Nevertheless, please confirm whether you are really interested in such approach (callback)? If so, we can do that in future. But please note we can not implement this in near future.

We are sorry for inconvenience caused.

Best Regards,

tech.s-und-n.de · October 15, 2015, 7:18am

Hello,

thanks for the information. We need the possibility to use different charsets for each part. That’s not a rare case at all. It happens all the time if you save a website. Same goes for saving an Outlook e-mail as a mht file. There will be multiple parts with 'charset=“us-ascii” and ‘charset=“utf-8”’.

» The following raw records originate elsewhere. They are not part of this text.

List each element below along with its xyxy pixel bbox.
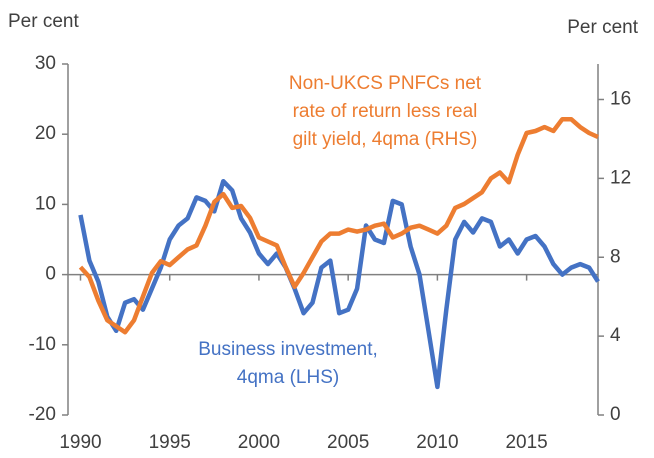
x-tick-label: 1995 <box>149 432 191 453</box>
annotation: Business investment, <box>198 339 378 360</box>
x-tick-label: 2005 <box>327 432 369 453</box>
y-tick-label: 30 <box>35 53 56 74</box>
y2-tick-label: 4 <box>610 325 621 346</box>
series-line <box>78 116 599 335</box>
x-tick-label: 2015 <box>505 432 547 453</box>
y2-tick-label: 16 <box>610 89 631 110</box>
x-tick-label: 2010 <box>416 432 458 453</box>
y-tick-label: -10 <box>29 334 56 355</box>
y-tick-label: 10 <box>35 193 56 214</box>
y-tick-label: 20 <box>35 123 56 144</box>
annotation: rate of return less real <box>293 101 478 122</box>
y2-tick-label: 8 <box>610 246 621 267</box>
x-tick-label: 2000 <box>238 432 280 453</box>
y2-tick-label: 12 <box>610 167 631 188</box>
y2-axis-label: Per cent <box>567 17 638 38</box>
annotation: Non-UKCS PNFCs net <box>289 73 482 94</box>
x-tick-label: 1990 <box>59 432 101 453</box>
y-tick-label: 0 <box>45 264 56 285</box>
y-axis-label: Per cent <box>8 11 79 32</box>
annotation: gilt yield, 4qma (RHS) <box>293 129 478 150</box>
annotation: 4qma (LHS) <box>237 367 339 388</box>
y2-tick-label: 0 <box>610 404 621 425</box>
y-tick-label: -20 <box>29 404 56 425</box>
series-line <box>78 178 600 390</box>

tilal.ahmad · October 16, 2015, 12:57am

Hi there,

Thanks for your feedback. We have logged an enhancement ticket PDFNEWNET-39545 in our issue tracking system to implement a callback method that will allow user forcibly set encoding for each MHT part during conversion. We will notify you as soon as it is resolved.

Best Regards,

fshomou1968 · July 8, 2016, 12:05pm

Hi,

My html is :

général

I have this code :

var path = @“G:\xxxxxx”;

var htmlFile = @“test.html”;

var pdfFile = @“test.pdf”;

var options3 = new HtmlLoadOptions(path)

{

InputEncoding = “UTF-8”

};

var pdfDocument8 = new Document(Path.Combine(path, htmlFile), options3);

pdfDocument8.Save(Path.Combine(path, pdfFile));

I’m trying to convert html (with french letters) file with Aspose.Pdf 10.6.0.0. The resulting PDF (attached) will replace them with question marks.

Thanks

fshomou1968 · July 8, 2016, 1:12pm

Hi,

My html is :

général

I have this code :

var path = @“G:\xxxxxx”;

var htmlFile = @“test.html”;

var pdfFile = @“test.pdf”;

var options3 = new HtmlLoadOptions(path)

{

InputEncoding = “UTF-8”

};

var pdfDocument8 = new Document(Path.Combine(path, htmlFile), options3);

pdfDocument8.Save(Path.Combine(path, pdfFile));

I’m trying to convert html (with french letters) file with Aspose.Pdf 10.6.0.0. The resulting PDF (attached) will replace them with question marks.

Thanks

codewarior · July 12, 2016, 4:06pm

fshomou1968: Hi,

My html is :
<html>
<body>
<p>général</p>
</body>
</html>
I have this code :
var path = @"G:\xxxxxx";
var htmlFile = @"test.html";
var pdfFile = @"test.pdf";
var options3 = new HtmlLoadOptions(path)
{
    InputEncoding = "UTF-8"
};
var pdfDocument8 = new Document(Path.Combine(path, htmlFile), options3);
pdfDocument8.Save(Path.Combine(path, pdfFile));
I’m trying to convert html (with french letters) file with Aspose.Pdf 10.6.0.0. The resulting PDF (attached) will replace them with question marks.

Thanks.

Hi Faris,
Thanks for using our API’s.
I tried the scenario using the latest release of Aspose.Pdf for .NET 11.8.0 in a VisualStudio 2010 project with .NET Framework 4.0, running over Windows 7 (x64) and I am unable to notice any issue. According to my observations, the text is properly rendering inside the PDF file. For your reference, I have also attached the output generated on my end.

[C#]
var htmlFile = @"c:/pdftest/import_font.html";
var options3 = new HtmlLoadOptions("c:/pdftest/")
{
    InputEncoding = "UTF-8"
};
var pdfDocument8 = new Document(htmlFile, options3);
pdfDocument8.Save("c:/pdftest/import_font_Converted.pdf");

aspose.notifier · July 19, 2022, 8:09pm

The issues you have found earlier (filed as PDFNET-39154) have been fixed in Aspose.PDF for .NET 22.7.